As a six-year Senators veteran, the 30-year-old Kelly had hoped to be a part in the remaking of this team. But instead, he'll join a Boston team that figures to be a strong playoff contender in the Eastern Conference this spring.
"Especially the way things went this year, Bryan had to make some moves," said Kelly, a third-round choice (94th overall) in the 1999 NHL Entry Draft. "It was a quick goodbye after the game. Maybe it hasn’t hit me yet that maybe I won’t see some of these guys again."
Actually, he'll see his old teammates soon enough — the Bruins visit Scotiabank Place on Friday night (7:30 p.m., TSN, Team 1200) — but Kelly admitted "it'll be a weird feeling coming out on the other end of the rink."
"To make the moves we’re making is difficult but it’s the way we have to go at this point in time. These are two character players, two guys you respect as much as you can respect a hockey player. (But) that’s what other teams want ... Both were character people in this town for a number of years. They were big role players in ’07 when we went to the (Stanley Cup) final, but it’s like every trade you make as a manager. There’s a time when you can maybe take advantage of an asset and get something back that will drive your organization forward going into the future." - Bryan Murray
"Ottawa is all I've ever known (until now)," he added. "I was drafted here and I've played my whole NHL career here ... the friendships I've made here, that's something that will last forever."
Murray, meanwhile, will forge ahead in his makeover of a dream which he admitted has gone through "aa dreadful year and such a disappointing year for what we thought we were going to be." He has spoken at length with management with the Edmonton Oilers and Colorado Avalanche, two NHL teams also committed to "going young."
More deals will be part of the process as the Feb. 28 NHL trade deadline approaches, but Murray admitted "I'm not going to trade everybody. I’m trying to move some other people, but it’s certainly not a housecleaning by any means."

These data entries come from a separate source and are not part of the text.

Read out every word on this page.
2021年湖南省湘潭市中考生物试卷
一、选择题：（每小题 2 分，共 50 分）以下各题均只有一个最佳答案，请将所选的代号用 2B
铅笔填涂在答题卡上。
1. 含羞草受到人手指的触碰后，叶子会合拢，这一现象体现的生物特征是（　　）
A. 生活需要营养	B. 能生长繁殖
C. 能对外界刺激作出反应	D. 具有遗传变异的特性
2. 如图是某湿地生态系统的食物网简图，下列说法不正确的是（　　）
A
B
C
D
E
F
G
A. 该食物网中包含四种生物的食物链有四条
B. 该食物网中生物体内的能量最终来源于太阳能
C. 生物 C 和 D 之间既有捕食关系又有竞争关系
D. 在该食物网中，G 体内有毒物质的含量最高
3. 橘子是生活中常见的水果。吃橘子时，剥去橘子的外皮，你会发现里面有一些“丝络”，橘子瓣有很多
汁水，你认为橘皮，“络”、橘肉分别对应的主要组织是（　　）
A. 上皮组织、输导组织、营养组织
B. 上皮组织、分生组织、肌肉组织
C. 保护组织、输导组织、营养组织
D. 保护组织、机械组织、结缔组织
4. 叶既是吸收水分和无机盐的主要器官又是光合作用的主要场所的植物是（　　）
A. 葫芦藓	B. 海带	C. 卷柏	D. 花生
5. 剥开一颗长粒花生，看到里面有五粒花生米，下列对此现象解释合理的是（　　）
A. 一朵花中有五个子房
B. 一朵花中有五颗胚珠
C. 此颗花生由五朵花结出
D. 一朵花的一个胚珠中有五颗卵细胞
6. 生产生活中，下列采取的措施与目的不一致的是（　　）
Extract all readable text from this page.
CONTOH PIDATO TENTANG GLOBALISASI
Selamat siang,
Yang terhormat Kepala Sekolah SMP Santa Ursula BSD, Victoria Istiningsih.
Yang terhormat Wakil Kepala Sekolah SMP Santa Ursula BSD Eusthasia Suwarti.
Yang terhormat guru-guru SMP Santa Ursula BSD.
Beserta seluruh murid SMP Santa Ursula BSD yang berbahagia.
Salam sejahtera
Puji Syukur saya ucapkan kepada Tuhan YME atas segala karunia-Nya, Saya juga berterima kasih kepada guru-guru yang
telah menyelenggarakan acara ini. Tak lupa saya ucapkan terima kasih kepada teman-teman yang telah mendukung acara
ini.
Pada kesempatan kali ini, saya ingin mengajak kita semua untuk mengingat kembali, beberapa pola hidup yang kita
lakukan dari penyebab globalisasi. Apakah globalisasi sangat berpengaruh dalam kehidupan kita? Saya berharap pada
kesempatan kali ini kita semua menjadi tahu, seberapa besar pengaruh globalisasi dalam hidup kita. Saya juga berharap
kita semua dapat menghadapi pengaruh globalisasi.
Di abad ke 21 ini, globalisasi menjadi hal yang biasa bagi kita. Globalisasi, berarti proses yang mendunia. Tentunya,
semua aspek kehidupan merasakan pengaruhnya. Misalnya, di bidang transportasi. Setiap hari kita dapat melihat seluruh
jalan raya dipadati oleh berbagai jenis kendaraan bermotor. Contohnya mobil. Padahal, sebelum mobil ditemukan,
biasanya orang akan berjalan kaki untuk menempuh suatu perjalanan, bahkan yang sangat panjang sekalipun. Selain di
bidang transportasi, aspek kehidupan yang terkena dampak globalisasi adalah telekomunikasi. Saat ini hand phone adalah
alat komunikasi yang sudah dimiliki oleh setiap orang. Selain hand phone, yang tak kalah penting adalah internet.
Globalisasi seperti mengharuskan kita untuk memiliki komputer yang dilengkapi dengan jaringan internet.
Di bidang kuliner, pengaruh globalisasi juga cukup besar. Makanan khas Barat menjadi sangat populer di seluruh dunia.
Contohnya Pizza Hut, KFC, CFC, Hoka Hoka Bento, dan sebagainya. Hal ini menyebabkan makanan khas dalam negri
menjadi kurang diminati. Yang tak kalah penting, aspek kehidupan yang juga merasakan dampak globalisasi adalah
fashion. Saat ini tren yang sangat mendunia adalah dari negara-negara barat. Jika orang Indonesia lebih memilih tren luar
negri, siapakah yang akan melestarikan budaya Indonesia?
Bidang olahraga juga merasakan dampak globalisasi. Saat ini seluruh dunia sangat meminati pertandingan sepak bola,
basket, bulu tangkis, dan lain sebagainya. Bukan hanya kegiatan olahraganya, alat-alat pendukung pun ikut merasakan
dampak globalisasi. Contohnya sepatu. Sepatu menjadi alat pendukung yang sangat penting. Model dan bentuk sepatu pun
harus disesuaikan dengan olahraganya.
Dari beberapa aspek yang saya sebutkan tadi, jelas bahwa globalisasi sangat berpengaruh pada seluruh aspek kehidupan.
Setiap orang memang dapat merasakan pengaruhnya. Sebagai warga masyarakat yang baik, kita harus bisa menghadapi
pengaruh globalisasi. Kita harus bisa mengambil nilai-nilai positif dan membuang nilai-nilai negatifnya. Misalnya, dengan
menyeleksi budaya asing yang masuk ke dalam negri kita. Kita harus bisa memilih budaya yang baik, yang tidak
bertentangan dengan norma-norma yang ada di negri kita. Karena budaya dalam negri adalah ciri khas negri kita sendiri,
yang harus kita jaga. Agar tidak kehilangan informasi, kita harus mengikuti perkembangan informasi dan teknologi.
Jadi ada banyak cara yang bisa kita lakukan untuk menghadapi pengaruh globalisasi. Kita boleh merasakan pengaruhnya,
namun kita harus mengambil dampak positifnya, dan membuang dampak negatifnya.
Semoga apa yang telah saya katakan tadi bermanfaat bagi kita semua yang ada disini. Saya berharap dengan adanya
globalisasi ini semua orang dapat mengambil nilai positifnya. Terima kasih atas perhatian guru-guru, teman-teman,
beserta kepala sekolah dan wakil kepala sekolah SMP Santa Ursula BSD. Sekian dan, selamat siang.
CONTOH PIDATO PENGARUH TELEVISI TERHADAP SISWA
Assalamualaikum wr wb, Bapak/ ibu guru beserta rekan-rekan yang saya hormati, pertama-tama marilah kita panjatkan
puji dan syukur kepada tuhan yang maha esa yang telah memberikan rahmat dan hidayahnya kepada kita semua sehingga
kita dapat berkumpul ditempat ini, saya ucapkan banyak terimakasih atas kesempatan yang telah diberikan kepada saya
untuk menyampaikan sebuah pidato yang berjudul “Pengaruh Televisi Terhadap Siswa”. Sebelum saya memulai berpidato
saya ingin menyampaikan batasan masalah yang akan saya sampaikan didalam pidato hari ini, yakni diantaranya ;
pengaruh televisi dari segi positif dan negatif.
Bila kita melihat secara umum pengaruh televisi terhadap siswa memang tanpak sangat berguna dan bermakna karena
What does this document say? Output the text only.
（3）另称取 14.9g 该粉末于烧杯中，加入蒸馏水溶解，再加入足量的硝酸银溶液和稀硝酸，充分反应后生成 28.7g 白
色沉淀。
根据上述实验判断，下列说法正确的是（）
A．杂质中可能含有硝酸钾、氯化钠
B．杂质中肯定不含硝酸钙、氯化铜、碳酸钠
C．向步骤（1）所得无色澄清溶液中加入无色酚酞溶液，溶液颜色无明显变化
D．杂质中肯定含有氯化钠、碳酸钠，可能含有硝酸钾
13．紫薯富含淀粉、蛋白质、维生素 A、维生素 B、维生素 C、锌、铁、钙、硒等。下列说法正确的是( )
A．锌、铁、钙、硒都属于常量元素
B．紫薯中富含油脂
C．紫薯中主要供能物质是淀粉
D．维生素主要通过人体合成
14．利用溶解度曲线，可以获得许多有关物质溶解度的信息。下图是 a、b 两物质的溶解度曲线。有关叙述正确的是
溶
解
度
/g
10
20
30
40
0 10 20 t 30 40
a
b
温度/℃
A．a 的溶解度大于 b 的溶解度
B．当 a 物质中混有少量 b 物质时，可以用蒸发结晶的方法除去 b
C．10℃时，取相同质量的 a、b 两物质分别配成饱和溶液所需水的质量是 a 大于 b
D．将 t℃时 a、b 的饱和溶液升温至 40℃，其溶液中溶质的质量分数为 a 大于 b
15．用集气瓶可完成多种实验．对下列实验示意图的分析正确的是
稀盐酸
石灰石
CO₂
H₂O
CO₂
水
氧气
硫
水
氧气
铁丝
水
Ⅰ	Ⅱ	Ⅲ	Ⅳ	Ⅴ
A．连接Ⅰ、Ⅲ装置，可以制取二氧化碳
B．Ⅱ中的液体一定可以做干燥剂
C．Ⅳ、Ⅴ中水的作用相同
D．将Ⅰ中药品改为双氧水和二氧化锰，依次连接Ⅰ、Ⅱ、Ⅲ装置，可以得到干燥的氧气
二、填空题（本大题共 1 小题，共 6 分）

"If you’re going to try to retool the organization, there have to be more than (two players) that go," he added. "There have to be doors open for other people. We know for a fact going forward that we have three or four very exciting players that are waiting for a chance to play for this organization that aren’t even in Binghamton (of the American Hockey League) yet.
"And then we have a couple more guys in Binghamton that we have to look at. You can either do it or not do it. It’s hard to do but we’re doing it. We’re going to retool the budget, we’re going to retool the organization and there will be some painful nights here."
But he is excited about a future that includes the likes of Bobby Butler
, Zack Smith
, Erik Condra
and goaltender Robin Lehner
, four Binghamton callups who are currently in Ottawa. Two other forward prospects, Colin Greening
and Jim O'Brien
, have recently made their NHL debuts.
More help from the farm will likely be on the way soon, especially in the wake of blueliners Sergei Gonchar
and Chris Campoli going down with lower body injuries against the Isles.
"We’re in a difficult spot here (on the blue line)," said Murray. "David Hale has been sick for 10-12 days now, so he hasn’t played. I don’t want to bring (Patrick) Wiercioch up, especially in the next two games ... but that may have to happen."